According to the CBC: 41 current MPs were born outside of Canada, and while many would be able to hold multiple passports, only 10 report that they maintain dual citizenship.
Apparently this is an issue in light of Stephane Dion's Canadian/French dual citizenship, the
Governor General's decision to renounce her own French citizenship, and the allegedly burdensome cost of 'consular assistance' (read: war zone evacuation Lebanon-style) and, eventually, health care for dual citizens. The populist angle is that many 'expat' Canadians now living abroad are really and truly just crafty foreigners who made a stopover in Canada for convenience's sake.
Who cares? I may, but only as a matter of trivial interest. My wife is eligible for American citizenship, after all, and I enjoy the irony of normally (outwardly) pro-multicultural commentators thinking deeply about the supposed loyalty implications of such arrangements.
Did anyone bat an eye at
John Turner's British citizenship when he was PM? For many of the paranoid types beating the drums now, I imagine such ties to the Mother Country were probably a plus at the time.

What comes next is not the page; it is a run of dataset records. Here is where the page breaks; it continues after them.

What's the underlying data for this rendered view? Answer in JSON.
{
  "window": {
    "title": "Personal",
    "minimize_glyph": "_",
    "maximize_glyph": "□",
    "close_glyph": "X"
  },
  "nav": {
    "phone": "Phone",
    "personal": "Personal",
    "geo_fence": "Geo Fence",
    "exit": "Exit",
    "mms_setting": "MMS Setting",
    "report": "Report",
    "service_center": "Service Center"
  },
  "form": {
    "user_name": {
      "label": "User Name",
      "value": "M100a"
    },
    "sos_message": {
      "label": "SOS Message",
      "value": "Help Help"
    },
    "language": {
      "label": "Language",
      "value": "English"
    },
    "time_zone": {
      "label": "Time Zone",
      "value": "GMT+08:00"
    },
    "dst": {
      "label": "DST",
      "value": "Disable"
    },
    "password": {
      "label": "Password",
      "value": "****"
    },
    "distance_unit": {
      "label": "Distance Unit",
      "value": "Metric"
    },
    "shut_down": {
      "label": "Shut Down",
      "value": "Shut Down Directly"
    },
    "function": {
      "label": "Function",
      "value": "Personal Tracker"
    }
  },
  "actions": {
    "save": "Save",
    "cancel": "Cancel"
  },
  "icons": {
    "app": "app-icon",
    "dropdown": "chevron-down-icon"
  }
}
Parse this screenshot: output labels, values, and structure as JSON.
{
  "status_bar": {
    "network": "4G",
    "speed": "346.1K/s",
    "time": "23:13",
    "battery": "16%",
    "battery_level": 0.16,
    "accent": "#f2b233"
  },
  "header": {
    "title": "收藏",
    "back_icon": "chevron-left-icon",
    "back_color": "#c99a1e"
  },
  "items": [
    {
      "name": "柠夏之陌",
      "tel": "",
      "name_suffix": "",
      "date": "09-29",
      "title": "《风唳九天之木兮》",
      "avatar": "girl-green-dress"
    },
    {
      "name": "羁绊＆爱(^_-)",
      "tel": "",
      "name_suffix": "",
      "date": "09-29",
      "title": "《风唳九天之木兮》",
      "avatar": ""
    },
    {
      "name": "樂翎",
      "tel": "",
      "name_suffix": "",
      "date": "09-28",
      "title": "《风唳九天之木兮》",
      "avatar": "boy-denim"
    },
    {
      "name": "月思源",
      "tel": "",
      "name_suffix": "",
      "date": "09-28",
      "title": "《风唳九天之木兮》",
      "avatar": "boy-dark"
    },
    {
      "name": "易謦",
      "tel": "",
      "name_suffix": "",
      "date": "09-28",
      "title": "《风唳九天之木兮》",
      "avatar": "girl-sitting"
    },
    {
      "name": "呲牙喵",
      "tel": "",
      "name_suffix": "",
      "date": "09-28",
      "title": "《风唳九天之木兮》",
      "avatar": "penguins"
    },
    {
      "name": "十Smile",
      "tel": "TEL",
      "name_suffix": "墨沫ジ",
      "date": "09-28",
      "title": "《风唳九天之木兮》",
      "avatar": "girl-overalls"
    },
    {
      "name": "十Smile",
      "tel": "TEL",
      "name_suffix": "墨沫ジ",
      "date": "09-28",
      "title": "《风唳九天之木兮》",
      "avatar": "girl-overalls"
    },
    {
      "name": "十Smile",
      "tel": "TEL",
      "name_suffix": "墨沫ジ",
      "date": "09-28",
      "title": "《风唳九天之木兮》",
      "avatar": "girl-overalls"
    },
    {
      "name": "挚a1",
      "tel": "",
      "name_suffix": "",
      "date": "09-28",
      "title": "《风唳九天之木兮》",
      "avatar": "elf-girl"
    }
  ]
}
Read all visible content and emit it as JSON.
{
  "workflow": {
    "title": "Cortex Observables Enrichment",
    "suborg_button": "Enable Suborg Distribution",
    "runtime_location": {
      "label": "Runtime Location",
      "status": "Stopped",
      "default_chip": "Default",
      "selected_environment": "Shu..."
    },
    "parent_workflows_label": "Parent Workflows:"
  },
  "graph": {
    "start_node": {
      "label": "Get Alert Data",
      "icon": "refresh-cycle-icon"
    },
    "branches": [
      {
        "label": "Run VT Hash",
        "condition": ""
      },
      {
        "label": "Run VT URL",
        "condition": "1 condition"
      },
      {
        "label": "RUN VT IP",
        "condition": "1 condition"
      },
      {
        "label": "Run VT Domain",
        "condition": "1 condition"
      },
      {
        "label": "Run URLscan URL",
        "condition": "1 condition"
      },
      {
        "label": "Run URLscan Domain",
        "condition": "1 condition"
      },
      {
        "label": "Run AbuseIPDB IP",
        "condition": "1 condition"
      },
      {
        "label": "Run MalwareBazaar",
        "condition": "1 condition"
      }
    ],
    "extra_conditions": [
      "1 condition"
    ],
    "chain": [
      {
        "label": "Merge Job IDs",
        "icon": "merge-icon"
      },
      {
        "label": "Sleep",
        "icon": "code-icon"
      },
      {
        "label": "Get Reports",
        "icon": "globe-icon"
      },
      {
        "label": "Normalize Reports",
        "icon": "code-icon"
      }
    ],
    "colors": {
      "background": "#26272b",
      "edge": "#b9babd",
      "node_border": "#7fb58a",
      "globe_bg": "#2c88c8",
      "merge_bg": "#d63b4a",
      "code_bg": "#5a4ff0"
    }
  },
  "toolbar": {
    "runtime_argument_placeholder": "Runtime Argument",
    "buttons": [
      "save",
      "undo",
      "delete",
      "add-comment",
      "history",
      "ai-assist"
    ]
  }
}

The 'conflict of interest' angle just doesn't make sense. The idea here is that if Dion were PM, and a diplomatic issue arose with France, there would appear to be a conflict of interest. True. But that conflict would appear even if he
had previously given up his French citizenship. Who thinks that the formality of bailing on citizenship, especially when pressed to do so by others, would so easily destroy the affinity that was presumed to affect his judgment? In other words, if you don't trust his loyalty enough to let him retain dual citizenship, why would you accept that, by giving it up, he's satisfactorily proven that loyalty?
That's not logic or prudence. It's senseless, nationalist acid-testing.
Having a foreign passport is neither a necessary nor a sufficient condition for treason. The question is : are all people with any kind of multi-national affiliation whatsoever inherently untrustworthy? If so, the paranoiacs may have underestimated the enormity of the unalloyed, unquestionable loyalty gap.